“But yet,” added Gretli quickly, seeing Honor’s eyes starry with tears again, “she has not been altogether unhappy, hein, M’lle Honor? And to stay once at the Châlet des Rochers, that is to stay again; it is like that. Mademoiselle will come again in the autumn, is it not so, to see the homecoming of the herd? That is another festival of our mountains, dear to our hearts. Now—a little goûter, is it not so? Before making the descent; a glass of cream, a little honey, a biscuit—hold! that I bring them on the instant!”

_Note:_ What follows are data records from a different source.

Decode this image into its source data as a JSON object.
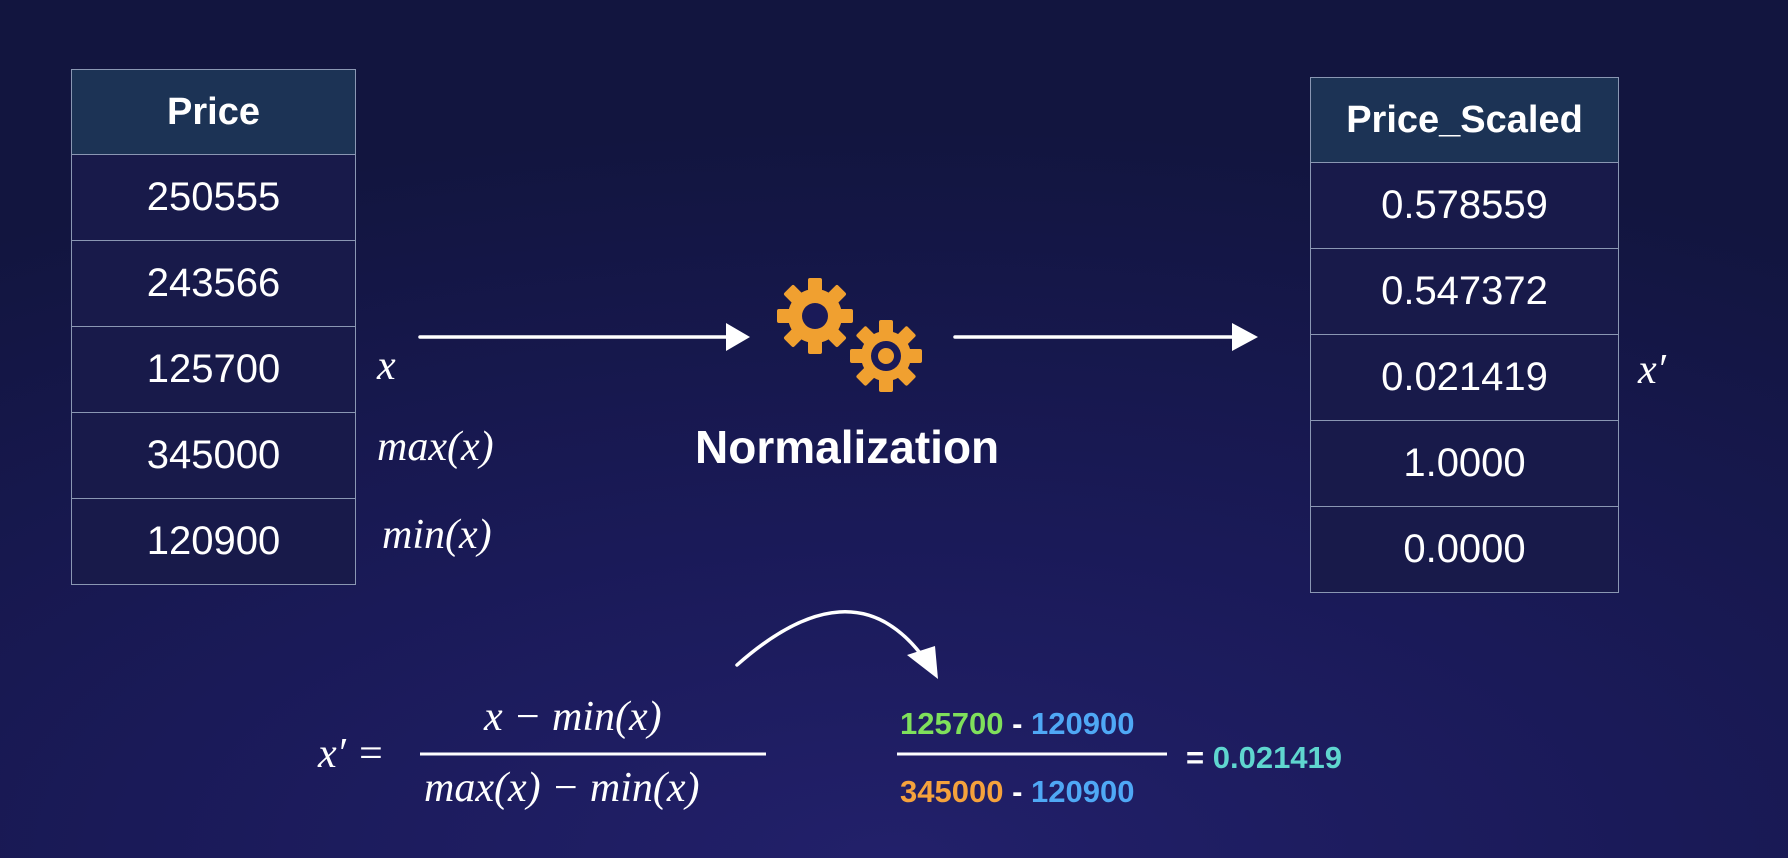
{
  "price_table": {
    "header": "Price",
    "rows": [
      {
        "value": "250555",
        "color": "#ffffff"
      },
      {
        "value": "243566",
        "color": "#ffffff"
      },
      {
        "value": "125700",
        "color": "#7fe05b"
      },
      {
        "value": "345000",
        "color": "#f5a23c"
      },
      {
        "value": "120900",
        "color": "#4fa8f5"
      }
    ]
  },
  "scaled_table": {
    "header": "Price_Scaled",
    "rows": [
      {
        "value": "0.578559",
        "color": "#ffffff"
      },
      {
        "value": "0.547372",
        "color": "#ffffff"
      },
      {
        "value": "0.021419",
        "color": "#5fd6cf"
      },
      {
        "value": "1.0000",
        "color": "#ffffff"
      },
      {
        "value": "0.0000",
        "color": "#ffffff"
      }
    ]
  },
  "labels": {
    "x": "x",
    "max": "max(x)",
    "min": "min(x)",
    "x_prime": "x′"
  },
  "process": {
    "title": "Normalization",
    "icon": "gears-icon",
    "icon_color": "#f0a030"
  },
  "formula": {
    "lhs": "x′ =",
    "numerator": "x − min(x)",
    "denominator": "max(x) − min(x)"
  },
  "calculation": {
    "num_a": "125700",
    "num_b": "120900",
    "den_a": "345000",
    "den_b": "120900",
    "minus": "-",
    "equals": "=",
    "result": "0.021419"
  }
}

There was little packing to do. M’me Madeleine had sent a few necessaries by post, and these were all too quickly made into a neat roll. A basket must be packed, with Honor’s cream cheese for the Ladies’ supper, a bottle of whey and a packet of biscuits in case of hunger or thirst during the journey. While Gretli was bustling about on these matters, chatting the while with her sister of affairs here at the châlet, there at the Maison Madeleine, Honor stole into her little room to say good-by. How homelike it had grown! how she loved the little bed with its four faces smiling from the posts! Matthew, Mark, Luke and John, she named them; they had certainly blessed the bed that she lay on. The carvings on the narrow shelf, Zitli’s work, as she now knew; the windows through which the mountains greeted her so kindly morning, noon and evening, with a new glory for every time of day or night; even the bare walls, with their fresh rough plaster, white as snow, were dearer to her than any imaginable hangings or tapestries of queens’ palaces.

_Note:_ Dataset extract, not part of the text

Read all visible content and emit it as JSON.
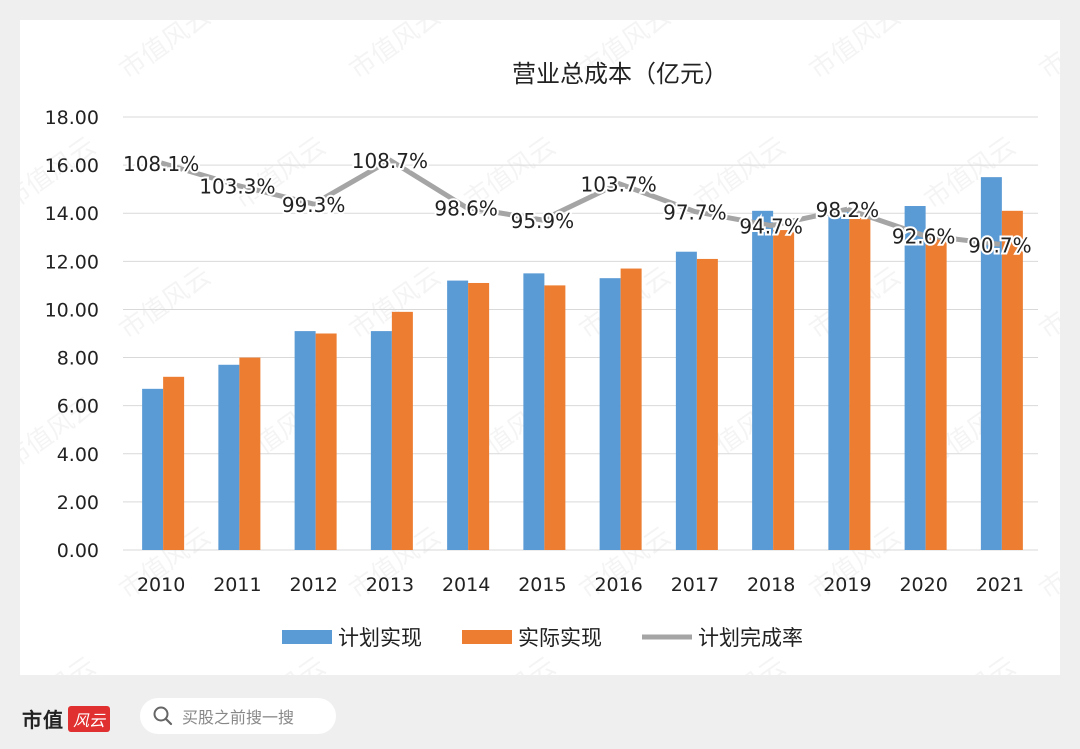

“Good-by!” said Honor softly. “Good-by, dear room! good-by, dear little châlet, and all the tiny cows and goats! I’ll come back to you some day!”

“On the Alp the grass is sweetest,

Li-u-o, my Queen!”

Zitli’s voice sounded clear and sweet from the garden patch where he was working. Honor leaned out of the window. “Zitli, wait!” she cried. “I am going! I am coming!”

Zitli looked up with a twinkle. “How then, Mademoiselle? Coming and going, both at once?”

In another moment Honor had joined him, and with trembling voice and brimming eyes was telling her sad little story. Margoton had come for her. As soon as Atli came from the Alp, she must go; must leave the Châlet des Rochers and go back to the hot, dusty town, to schoolbooks and school talk. How could she bear it?

Zitli’s bright face grew sober; he pondered a moment, leaning on his hoe.

Sapperli poppette!” he murmured. “This is an apoplexy for us indeed, Mademoiselle.”